For context, Clayface is officially moving forward as part of the DCU slate, with Tom Rhys Harries tapped as the lead and Naomi Ackie and Max Minghella attached; the project is being steered by director James Watkins and writer Mike Flanagan, which explains the horror-tinged vibe fans are already reading into the props.
There’s no studio confirmation that the Joker is actually hiding in the margins, so this is still fan theory energy more than fact, but anyone who loves easter eggs knows a newspaper blip can blow up into full-blown lore real quick.
More details about DCU's Clayface

James Gunn didn’t walk into DC Studios thinking, “Let’s make a Clayface movie.” In fact, the Batman villain wasn’t even on the radar until horror maestro Mike Flanagan came knocking with a pitch too good to ignore.
Talking about the Clayface movie, Gunn told reporters during a press event,
“‘Clayface’ is the crazy one, because we had no plans on making a ‘Clayface’ movie. Mike (Flanagan) came in and he pitched the ‘Clayface’ movie, and it was great…so he turned in the script, and it’s one of the best scripts that we read from the whole time.”
Peter Safran added,
“It fits nicely within the DCU, and it takes us into the world of Gotham. So the opportunity to make a horror movie for DC was kind of like a gift.”

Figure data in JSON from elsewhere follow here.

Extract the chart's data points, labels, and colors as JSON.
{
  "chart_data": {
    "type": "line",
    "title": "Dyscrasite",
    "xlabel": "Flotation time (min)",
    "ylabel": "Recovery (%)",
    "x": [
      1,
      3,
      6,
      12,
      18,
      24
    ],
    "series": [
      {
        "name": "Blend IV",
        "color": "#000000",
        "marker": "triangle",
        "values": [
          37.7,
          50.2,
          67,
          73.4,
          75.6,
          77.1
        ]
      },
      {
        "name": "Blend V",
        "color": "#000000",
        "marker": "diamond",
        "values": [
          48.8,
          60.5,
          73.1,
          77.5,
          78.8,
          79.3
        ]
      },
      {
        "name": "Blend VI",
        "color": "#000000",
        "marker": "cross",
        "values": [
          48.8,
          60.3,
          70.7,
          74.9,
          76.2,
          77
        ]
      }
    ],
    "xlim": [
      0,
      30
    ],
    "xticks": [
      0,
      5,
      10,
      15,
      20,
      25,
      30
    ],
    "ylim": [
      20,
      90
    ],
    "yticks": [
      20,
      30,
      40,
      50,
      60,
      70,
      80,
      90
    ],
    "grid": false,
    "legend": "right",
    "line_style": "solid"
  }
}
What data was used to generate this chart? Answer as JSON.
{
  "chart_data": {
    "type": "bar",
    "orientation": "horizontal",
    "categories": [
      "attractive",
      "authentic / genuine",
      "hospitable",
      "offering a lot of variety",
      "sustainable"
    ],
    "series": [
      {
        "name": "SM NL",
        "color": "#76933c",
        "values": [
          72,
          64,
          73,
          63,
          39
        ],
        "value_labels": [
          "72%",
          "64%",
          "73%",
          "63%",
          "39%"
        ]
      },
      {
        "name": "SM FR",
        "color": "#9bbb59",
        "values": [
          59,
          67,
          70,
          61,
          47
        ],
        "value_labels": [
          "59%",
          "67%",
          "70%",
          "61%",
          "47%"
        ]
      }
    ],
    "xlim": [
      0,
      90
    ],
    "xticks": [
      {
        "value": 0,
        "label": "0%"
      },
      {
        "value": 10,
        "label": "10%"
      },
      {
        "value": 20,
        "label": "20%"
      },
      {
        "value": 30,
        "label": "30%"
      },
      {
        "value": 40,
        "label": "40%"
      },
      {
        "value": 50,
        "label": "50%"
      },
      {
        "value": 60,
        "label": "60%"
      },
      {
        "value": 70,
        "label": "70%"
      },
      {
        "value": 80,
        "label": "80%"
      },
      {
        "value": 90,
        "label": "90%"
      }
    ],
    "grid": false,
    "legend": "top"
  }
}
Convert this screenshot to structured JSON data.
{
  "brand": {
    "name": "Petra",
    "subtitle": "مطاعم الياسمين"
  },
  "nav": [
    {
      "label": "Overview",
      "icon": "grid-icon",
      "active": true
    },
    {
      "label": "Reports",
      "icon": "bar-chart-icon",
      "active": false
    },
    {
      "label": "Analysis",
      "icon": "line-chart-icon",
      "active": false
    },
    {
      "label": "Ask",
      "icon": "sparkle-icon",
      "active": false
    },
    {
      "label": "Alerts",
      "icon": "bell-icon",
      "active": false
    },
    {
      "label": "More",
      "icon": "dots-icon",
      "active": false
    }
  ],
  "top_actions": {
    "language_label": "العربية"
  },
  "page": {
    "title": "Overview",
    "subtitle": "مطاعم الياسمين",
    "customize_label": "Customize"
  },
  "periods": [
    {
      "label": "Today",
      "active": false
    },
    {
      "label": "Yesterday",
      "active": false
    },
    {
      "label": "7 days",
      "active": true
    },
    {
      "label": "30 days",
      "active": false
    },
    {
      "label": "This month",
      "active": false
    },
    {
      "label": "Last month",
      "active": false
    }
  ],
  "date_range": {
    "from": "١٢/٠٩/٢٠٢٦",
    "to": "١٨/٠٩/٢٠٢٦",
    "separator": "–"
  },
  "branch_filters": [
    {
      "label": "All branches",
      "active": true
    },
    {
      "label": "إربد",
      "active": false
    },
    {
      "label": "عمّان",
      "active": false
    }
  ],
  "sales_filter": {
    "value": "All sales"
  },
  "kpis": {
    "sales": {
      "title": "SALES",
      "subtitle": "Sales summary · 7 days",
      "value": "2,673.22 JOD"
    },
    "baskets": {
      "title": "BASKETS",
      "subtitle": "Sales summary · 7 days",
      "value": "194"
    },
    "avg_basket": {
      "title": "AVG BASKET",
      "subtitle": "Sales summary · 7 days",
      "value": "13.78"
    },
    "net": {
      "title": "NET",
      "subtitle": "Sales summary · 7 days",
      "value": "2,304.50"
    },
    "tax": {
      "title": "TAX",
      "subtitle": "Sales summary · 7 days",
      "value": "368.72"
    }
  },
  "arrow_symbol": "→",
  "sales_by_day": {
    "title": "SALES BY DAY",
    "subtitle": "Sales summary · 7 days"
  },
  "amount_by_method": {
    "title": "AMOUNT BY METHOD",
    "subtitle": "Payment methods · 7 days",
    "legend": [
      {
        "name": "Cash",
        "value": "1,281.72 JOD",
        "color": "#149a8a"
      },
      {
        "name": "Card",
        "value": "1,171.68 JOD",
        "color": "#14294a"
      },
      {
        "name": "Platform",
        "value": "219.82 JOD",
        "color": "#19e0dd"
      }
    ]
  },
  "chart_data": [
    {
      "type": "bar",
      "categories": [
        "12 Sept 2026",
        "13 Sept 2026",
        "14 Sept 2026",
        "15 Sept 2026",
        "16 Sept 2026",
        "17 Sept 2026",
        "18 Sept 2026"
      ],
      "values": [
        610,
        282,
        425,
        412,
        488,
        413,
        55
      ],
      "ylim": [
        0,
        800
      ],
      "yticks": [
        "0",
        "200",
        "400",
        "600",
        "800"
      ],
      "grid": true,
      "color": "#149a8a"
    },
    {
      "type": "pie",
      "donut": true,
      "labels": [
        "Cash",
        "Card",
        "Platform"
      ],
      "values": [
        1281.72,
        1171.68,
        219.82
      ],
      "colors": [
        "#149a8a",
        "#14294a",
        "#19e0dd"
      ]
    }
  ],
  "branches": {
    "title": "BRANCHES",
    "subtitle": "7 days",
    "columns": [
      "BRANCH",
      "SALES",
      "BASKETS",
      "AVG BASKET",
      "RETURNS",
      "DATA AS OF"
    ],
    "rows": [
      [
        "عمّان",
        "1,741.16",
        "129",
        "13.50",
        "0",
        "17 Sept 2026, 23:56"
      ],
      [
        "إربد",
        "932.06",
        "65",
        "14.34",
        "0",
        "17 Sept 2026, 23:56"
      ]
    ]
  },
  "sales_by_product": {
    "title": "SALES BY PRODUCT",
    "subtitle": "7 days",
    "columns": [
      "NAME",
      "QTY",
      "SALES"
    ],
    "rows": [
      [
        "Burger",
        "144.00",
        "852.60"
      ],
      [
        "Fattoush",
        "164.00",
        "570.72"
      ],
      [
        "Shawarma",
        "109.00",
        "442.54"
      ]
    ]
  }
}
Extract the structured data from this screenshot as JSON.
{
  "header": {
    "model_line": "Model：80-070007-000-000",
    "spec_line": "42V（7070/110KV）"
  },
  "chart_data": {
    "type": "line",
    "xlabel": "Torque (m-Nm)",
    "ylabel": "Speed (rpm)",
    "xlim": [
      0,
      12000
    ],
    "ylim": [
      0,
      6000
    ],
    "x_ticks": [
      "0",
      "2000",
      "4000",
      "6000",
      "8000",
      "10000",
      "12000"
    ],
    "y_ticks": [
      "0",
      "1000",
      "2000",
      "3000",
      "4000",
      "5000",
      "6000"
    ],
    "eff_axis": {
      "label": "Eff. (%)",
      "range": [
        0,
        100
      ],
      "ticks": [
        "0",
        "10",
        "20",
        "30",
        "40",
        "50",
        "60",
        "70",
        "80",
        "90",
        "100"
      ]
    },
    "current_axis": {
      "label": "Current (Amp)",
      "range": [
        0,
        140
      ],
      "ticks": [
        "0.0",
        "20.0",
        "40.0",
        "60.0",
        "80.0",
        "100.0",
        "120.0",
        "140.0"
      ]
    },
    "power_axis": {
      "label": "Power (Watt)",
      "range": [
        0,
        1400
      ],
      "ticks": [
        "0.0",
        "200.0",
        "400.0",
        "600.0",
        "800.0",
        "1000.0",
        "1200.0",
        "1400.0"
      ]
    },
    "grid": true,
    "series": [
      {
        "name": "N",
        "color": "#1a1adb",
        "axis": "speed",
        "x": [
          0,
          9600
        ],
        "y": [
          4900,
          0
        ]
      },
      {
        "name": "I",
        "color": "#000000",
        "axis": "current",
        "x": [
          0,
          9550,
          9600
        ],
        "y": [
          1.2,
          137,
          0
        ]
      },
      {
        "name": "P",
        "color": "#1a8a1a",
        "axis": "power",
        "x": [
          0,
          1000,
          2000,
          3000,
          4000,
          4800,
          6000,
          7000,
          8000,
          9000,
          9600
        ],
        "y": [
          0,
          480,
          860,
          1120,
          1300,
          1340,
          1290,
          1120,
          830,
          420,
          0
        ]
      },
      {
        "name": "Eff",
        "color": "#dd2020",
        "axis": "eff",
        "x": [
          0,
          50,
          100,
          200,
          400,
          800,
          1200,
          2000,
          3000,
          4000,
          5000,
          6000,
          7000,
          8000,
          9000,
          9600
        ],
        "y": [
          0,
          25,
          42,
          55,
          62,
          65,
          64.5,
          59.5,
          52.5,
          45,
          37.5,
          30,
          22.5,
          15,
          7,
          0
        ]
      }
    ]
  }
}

Clayface is Hollywood’s ghost in the mud, a failed actor melted into monstrosity. A tragic figure of shifting flesh and fractured identity, he molds himself into anyone, yet belongs nowhere.
Originally conceived as a tragic horror tale, Flanagan’s vision reimagines the classic villain as a fallen B-movie actor whose pursuit of relevance leads to a grotesque transformation. The character, long overshadowed by Joker and Riddler, finally takes center stage in a chilling, character-driven tale, more Frankenstein than comic book movie.
Notably, Clayface exists firmly in the new DC Universe, separate from Matt Reeves’ The Batman films. Gunn is unbothered by releasing two Bat-adjacent films just weeks apart.
What began as a speculative pitch during the DCEU era, dismissed and forgotten, has now become one of the DCU’s most intriguing experiments. With Flanagan’s storytelling chops, a horror pedigree, and a genre-bending approach, Clayface could turn a forgotten villain into DC’s most unexpected antihero.
Clayface is set to release on 11 September 2026.